O partido Novo, que também faz oposição ao governo, aproveitou para atacar Lula e seus aliados. Em texto publicado nas redes sociais, o partido diz que “o marco fiscal petista atrelou crescimento da arrecadação ao aumento de despesas, em oposição ao que previa o teto de gastos aprovado no governo Temer. O resultado é uma reiterada tentativa governamental em avançar sobre o patrimônio dos brasileiros. O incentivo é perverso. Como ninguém aguenta mais tantos impostos, o governo decidiu reduzir as despesas, avançando primeiro sobre os vulneráveis. Não é novidade. Os governos petistas têm vocação em privilegiar os mais ricos, fazendo uso das instituições republicanas”, disse o post do Novo.
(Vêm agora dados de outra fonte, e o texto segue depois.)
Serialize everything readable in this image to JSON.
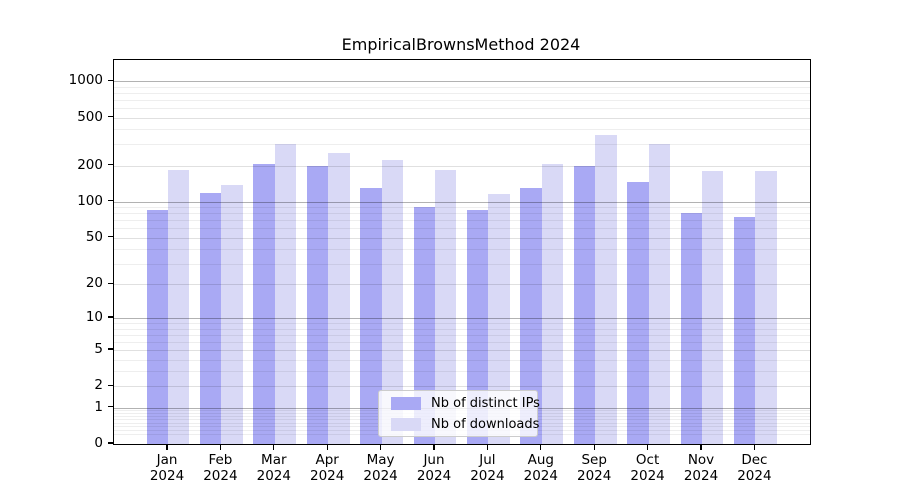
{
  "chart_data": {
    "type": "bar",
    "title": "EmpiricalBrownsMethod 2024",
    "year_label": "2024",
    "categories": [
      "Jan",
      "Feb",
      "Mar",
      "Apr",
      "May",
      "Jun",
      "Jul",
      "Aug",
      "Sep",
      "Oct",
      "Nov",
      "Dec"
    ],
    "series": [
      {
        "name": "Nb of distinct IPs",
        "color": "#a9a9f4",
        "values": [
          86,
          119,
          205,
          198,
          130,
          90,
          85,
          130,
          199,
          147,
          81,
          74
        ]
      },
      {
        "name": "Nb of downloads",
        "color": "#d9d9f6",
        "values": [
          185,
          137,
          300,
          255,
          223,
          184,
          115,
          207,
          360,
          300,
          181,
          181
        ]
      }
    ],
    "xlabel": "",
    "ylabel": "",
    "y_scale": "log1p",
    "y_axis_top_value": 1500,
    "y_ticks": [
      0,
      1,
      2,
      5,
      10,
      20,
      50,
      100,
      200,
      500,
      1000
    ],
    "grid": {
      "on": true,
      "strong_lines": [
        1,
        10,
        100,
        1000
      ],
      "mid_lines": [
        2,
        5,
        20,
        50,
        200,
        500
      ],
      "strong_color": "rgba(0,0,0,0.30)",
      "mid_color": "rgba(0,0,0,0.12)",
      "minor_color": "rgba(0,0,0,0.065)"
    },
    "legend": {
      "position": "bottom-center",
      "frame_color": "#cccccc"
    },
    "colors": {
      "background": "#ffffff",
      "spine": "#000000",
      "tick_label": "#000000"
    }
  }
}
Entre os governistas, o vice-líder do governo na Câmara, deputado federal Lindbergh Farias (PT-RJ), saiu em defesa de Lula, garantindo que “os pobres não serão afetados”. Em diversas entrevistas, ele preferiu atribuir ao Banco Central o fato de a economia não estar crescendo mais e voltou a pedir que a taxa de juros comece a cair o mais rápido possível. “Não dá para termos um ‘austericídio’ fiscal que vai causar prejuízos para os pobres. O ônus vai recair sobre eles.” A fala está sendo utilizada por adversários como exemplo de contradição do governo, já que não há consenso nem mesmo como proceder em relação ao corte de gastos públicos.
Remédios baratos
Em julho, o governo promoveu uma contenção de gastos no valor de R$ 15 bilhões para cumprir as regras fiscais deste ano. Os ministérios foram responsáveis por definir quais áreas serão atingidas. Não há garantias de que o dinheiro retorne ao caixa dos órgãos públicos. Os recursos só serão descongelados se as contas voltarem a ficar em dia, o que não faz parte do cenário atual.
O programa Farmácia Popular tem um Orçamento de R$ 5,2 bilhões para 2024, sendo R$ 4,8 bilhões apenas para o sistema de gratuidade, que financia 100% do valor do medicamento. O restante fica para o sistema de copagamento, em que o governo paga uma parte do remédio e o cidadão paga o restante. O bloqueio atingiu 36% do programa gratuito.
Também foram afetados os programas com maior visibilidade na Esplanada dos Ministérios, como as concessões de rodovias (R$ 934 milhões) e o Auxílio Gás (R$ 580 milhões), que subsidia o botijão de gás para famílias carentes.